Le délit de manipulation mentale, une loi nécessaire (Jacques Trouslard)

Jacques TROUSLARD [1] a écrit, en septembre 2000

Les adeptes de sectes sont souvent des « coupables » « non responsables ». Faute de reconnaître la manipulation mentale, la Justice n’en vient-elle pas parfois à déclarer « coupables » des personnes « non responsables ».

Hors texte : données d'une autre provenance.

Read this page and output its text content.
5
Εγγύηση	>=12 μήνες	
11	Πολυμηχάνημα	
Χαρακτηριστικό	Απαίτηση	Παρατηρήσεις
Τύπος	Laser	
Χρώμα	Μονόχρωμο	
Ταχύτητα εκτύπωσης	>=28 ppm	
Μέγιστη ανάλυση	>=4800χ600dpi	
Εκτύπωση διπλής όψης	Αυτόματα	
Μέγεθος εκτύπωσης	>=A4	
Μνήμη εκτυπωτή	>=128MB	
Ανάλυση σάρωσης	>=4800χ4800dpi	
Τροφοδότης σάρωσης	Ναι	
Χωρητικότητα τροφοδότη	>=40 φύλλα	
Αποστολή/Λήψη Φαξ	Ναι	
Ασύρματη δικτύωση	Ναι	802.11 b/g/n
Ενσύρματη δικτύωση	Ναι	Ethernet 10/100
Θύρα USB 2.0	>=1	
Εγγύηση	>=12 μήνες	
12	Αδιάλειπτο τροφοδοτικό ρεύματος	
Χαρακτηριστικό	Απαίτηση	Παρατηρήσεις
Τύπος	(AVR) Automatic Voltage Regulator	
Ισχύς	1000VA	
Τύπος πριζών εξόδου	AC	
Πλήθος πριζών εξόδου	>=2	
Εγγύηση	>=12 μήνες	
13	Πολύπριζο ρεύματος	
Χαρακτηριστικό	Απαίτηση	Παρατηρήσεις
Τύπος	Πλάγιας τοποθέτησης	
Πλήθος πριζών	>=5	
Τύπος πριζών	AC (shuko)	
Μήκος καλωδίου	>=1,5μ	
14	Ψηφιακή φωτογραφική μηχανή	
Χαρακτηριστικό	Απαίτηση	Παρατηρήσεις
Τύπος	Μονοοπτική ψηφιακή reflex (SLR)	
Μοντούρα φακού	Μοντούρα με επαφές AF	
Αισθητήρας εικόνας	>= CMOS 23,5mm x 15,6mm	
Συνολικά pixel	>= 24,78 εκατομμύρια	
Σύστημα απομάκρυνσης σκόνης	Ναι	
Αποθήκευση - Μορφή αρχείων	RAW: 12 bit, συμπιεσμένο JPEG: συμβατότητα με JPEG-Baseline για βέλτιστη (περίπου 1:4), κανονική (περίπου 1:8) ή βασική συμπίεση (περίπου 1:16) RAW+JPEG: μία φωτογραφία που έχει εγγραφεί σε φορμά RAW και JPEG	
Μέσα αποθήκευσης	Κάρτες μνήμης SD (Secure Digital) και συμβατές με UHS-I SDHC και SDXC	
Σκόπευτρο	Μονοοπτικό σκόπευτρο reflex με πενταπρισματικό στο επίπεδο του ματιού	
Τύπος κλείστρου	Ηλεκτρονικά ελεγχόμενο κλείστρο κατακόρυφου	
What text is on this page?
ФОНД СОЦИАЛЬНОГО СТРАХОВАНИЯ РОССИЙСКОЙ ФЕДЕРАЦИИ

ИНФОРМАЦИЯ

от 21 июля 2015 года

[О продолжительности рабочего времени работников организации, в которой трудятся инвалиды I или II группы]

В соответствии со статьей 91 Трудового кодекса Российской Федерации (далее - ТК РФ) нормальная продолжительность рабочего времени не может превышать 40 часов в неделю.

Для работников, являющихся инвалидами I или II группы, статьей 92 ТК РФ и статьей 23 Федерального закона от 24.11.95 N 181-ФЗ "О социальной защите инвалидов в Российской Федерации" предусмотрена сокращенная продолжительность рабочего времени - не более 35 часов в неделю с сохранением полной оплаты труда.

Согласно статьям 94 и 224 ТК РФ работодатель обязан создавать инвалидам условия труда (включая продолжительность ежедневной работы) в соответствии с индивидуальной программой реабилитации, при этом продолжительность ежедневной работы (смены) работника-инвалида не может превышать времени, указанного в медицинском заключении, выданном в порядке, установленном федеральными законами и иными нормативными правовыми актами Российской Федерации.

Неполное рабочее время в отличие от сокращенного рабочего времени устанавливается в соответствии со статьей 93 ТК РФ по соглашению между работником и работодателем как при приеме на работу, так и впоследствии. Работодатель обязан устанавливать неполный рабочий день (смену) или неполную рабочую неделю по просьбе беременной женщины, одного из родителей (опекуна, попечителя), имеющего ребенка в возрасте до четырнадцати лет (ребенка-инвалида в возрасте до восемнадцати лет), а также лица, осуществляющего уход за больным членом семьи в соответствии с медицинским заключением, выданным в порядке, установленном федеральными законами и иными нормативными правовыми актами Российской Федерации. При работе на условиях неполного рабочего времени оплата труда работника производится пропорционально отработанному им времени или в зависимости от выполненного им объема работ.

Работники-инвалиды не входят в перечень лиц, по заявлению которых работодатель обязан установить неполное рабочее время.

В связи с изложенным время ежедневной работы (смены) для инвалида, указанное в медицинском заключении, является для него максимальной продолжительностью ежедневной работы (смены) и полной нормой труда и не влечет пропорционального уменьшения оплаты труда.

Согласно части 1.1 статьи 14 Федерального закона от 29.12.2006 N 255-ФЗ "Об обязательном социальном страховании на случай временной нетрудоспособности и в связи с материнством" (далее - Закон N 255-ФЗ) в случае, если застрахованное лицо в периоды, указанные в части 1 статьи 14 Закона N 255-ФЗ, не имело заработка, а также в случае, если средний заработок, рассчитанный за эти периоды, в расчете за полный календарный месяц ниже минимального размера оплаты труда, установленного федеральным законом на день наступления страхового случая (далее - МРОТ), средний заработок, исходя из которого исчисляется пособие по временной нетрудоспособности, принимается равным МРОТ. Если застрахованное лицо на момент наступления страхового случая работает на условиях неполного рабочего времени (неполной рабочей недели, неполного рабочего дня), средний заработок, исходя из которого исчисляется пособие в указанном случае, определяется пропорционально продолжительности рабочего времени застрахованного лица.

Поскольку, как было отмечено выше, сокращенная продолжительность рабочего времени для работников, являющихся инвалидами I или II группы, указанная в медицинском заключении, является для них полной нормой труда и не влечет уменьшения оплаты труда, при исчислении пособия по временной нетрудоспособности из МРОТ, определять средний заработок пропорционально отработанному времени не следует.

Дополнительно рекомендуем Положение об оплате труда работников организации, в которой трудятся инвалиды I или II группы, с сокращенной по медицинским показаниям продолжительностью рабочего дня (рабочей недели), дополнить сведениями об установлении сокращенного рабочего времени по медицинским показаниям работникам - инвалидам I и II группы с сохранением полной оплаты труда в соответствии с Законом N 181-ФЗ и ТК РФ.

En effet, le propre de la manipulation mentale pratiquée par les sectes (ou les thérapeutes déviants) est d’utiliser une triple technique cognitive, comportementale et affective à des fins perverses de conditionnement, d’emprise, de contrainte morale, d’embrigadement. Ce mécanisme qui se développe en trois temps : séduction – destruction – induction et qui fonctionne en s’articulant sur trois pivots : un gourou – un message – un groupe, parvient à priver l’adepte de son esprit critique et de son libre arbitre, de manière partielle, sectorielle. C’est-à-dire que l’adepte est privé de ses facultés de discernement et de libre décision uniquement en ce qui concerne les théories et les pratiques de sa secte. Mais pour le reste de sa vie, l’adepte peut rester entièrement libre et jouir et faire preuve de toutes ses facultés.
C’est ainsi que l’adepte pourra tromper les juges et même les psychiatres, qui ne découvriront en lui aucun symptôme délirant, et leur apparaîtra comme une personne douée d’une remarquable intelligence, occupant des postes importants dans les divers domaines de la vie professionnelle, culturelle, sociale, politique, religieuse, et ne laissant apparaître aucun caractère de vulnérabilité ou de faiblesse.
Or, ces mêmes personnes peuvent très bien s’être rendues coupables d’infractions plus ou moins graves, commises dans un état d’emprise ou de contrainte morale induit par la secte, victimes d’une manipulation mentale. En soi, les actes délictueux sont répréhensibles et leurs auteurs seront déclarés coupables. Mais en fait, privés de leur libre arbitre, souvent ils ne seront pas responsables :

Coupables mais pas responsables
Ici s’impose l’étude sérieuse du processus de la manipulation mentale spécifique pratiquée par les sectes. Il est en effet mal aisé de reconnaître que des adeptes de sectes, des personnes normalement constituées, puissent ainsi perdre leur liberté. En ce cas, il serait faux de parler de « soumission librement consentie ». Aussi difficile que ce soit à admettre, ces personnes devraient être considérées parfois, non pas comme des « victimes consentantes » mais comme des « victimes innocentes ».
Le Tribunal et la Cour d’Appel de Lyon ont ouvert une brèche dans cette voie en relaxant plusieurs prévenus, adeptes de la scientologie, au motif qu’ils avaient été victimes [2] :

« de manipulation dans un but d’aliénation du sujet …, de procédés frauduleux, de manœuvres frauduleuses, d’une manipulation mentale, de pressions … entrant dans le champ de la contrainte morale … « (p.25)

« Plusieurs d’entre eux ont fait soutenir qu’imprégnés d’une sincère et profonde croyance scientologique, ils n’avaient pu agir de mauvaise foi et qu’en conséquence : L’ÉLÉMENT MORAL DE L’INFRACTION N‘ÉTAIT PAS CARACTÉRISÉ « .(p.25)
« Un certain nombre d’autres prévenus sollicitent leur relaxe en contestant l’existence , en ce qui les concerne, de l’élément moral de l’infraction ». (p.28).

La spécificité de la manipulation mentale pratiquée par les sectes consiste essentiellement en ce qu’elle est une manipulation initiale, c’est-à-dire que l’adepte, avant d’entrer dans une secte, n’est pas forcément dans un état de faiblesse ou de vulnérabilité. Il poursuit une recherche respectable (humanitaire, sociale, spirituelle, médicale, psychologique, etc…) et va être littéralement trompé sur la vraie nature de l’association dans laquelle il entre et dont il va devenir, à son insu et progressivement, un membre fidèle, voire un inconditionnel, un fanatique.

Nous pourrions également ajouter victimes de sectes ou de thérapeutes déviants


[1] Jacques TROUSLARD était prêtre à Soissons, il nous a quittés le 15 Février 2011. Il a été spécialiste des sectes en France pendant près de trente ans

[2] (Cour d’Appel de Lyon – 28 Juillet 1997).